A utilização de aviões da FAB para o STF pode ser interpretada como uma tentativa de garantir a eficiência e a agilidade nas atividades do tribunal, especialmente em um momento em que o Brasil enfrenta desafios jurídicos e políticos significativos. No entanto, a falta de transparência em relação aos passageiros levanta preocupações sobre a possibilidade de favorecimento ou uso inadequado dos recursos públicos. A sociedade tem o direito de saber quem está utilizando esses meios de transporte e em quais circunstâncias, especialmente quando se trata de uma instituição que desempenha um papel crucial na manutenção da democracia e do Estado de Direito.

Além disso, a decisão de manter sigilo sobre a lista de passageiros pode ser vista como um reflexo de uma cultura de opacidade que ainda persiste em algumas esferas do governo. Em um momento em que a população clama por maior transparência e responsabilidade, essa postura pode ser interpretada como uma falta de compromisso com os princípios democráticos. A confiança nas instituições é fundamental para a estabilidade política e social, e ações que parecem obscurecer a verdade podem minar essa confiança.

Por outro lado, é importante considerar os desafios logísticos enfrentados pelo STF. O Brasil é um País de dimensões continentais, e o deslocamento de ministros e servidores pode ser complicado e demorado. O uso de aviões da FAB pode, de fato, ser uma solução prática para garantir que o tribunal funcione de maneira eficaz. No entanto, essa eficiência não deve vir à custa da transparência e da responsabilidade.

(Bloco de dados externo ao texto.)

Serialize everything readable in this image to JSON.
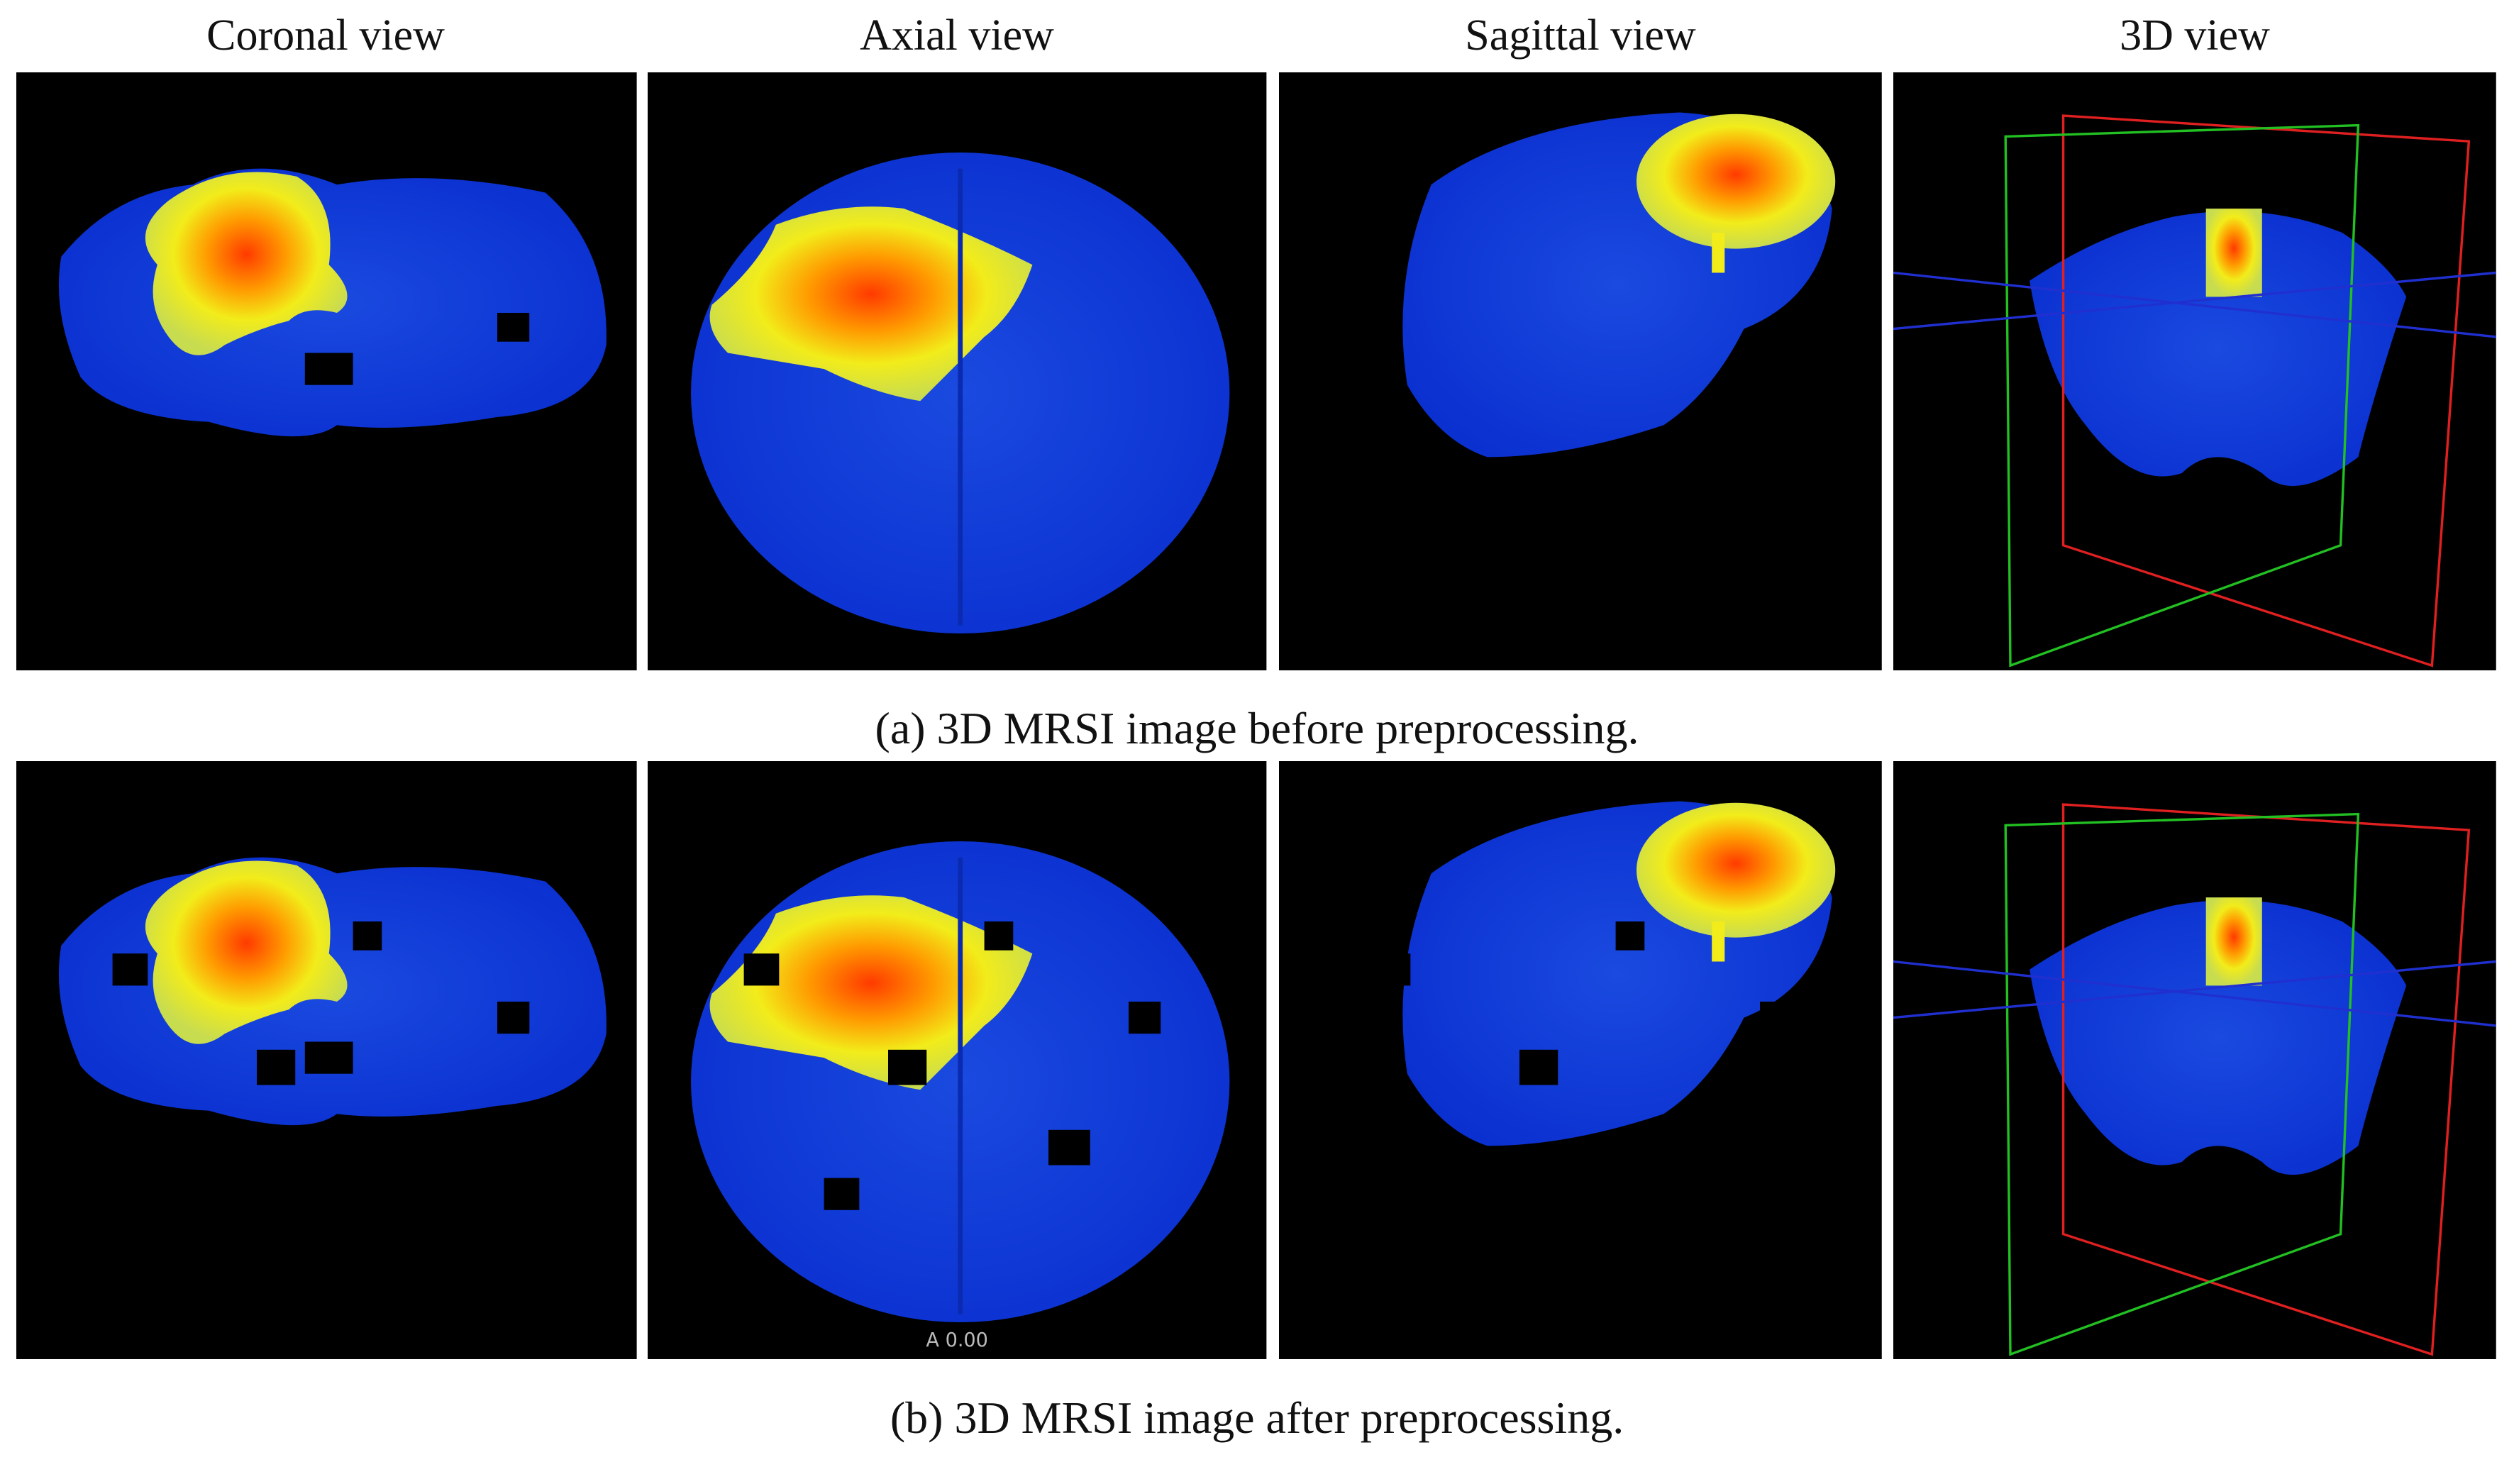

Em suma, o empréstimo de aviões da FAB ao STF é uma questão que exige um equilíbrio delicado entre eficiência e transparência. O governo Lula deve considerar a importância de tornar públicas as informações sobre o uso desses recursos, garantindo que a sociedade tenha acesso a dados que promovam a confiança nas instituições. A transparência não é apenas uma exigência ética, mas uma necessidade para fortalecer a democracia e assegurar que os recursos públicos sejam utilizados de maneira justa e responsável. A sociedade brasileira merece saber como seus recursos estão sendo empregados, especialmente em tempos de incerteza política e econômica.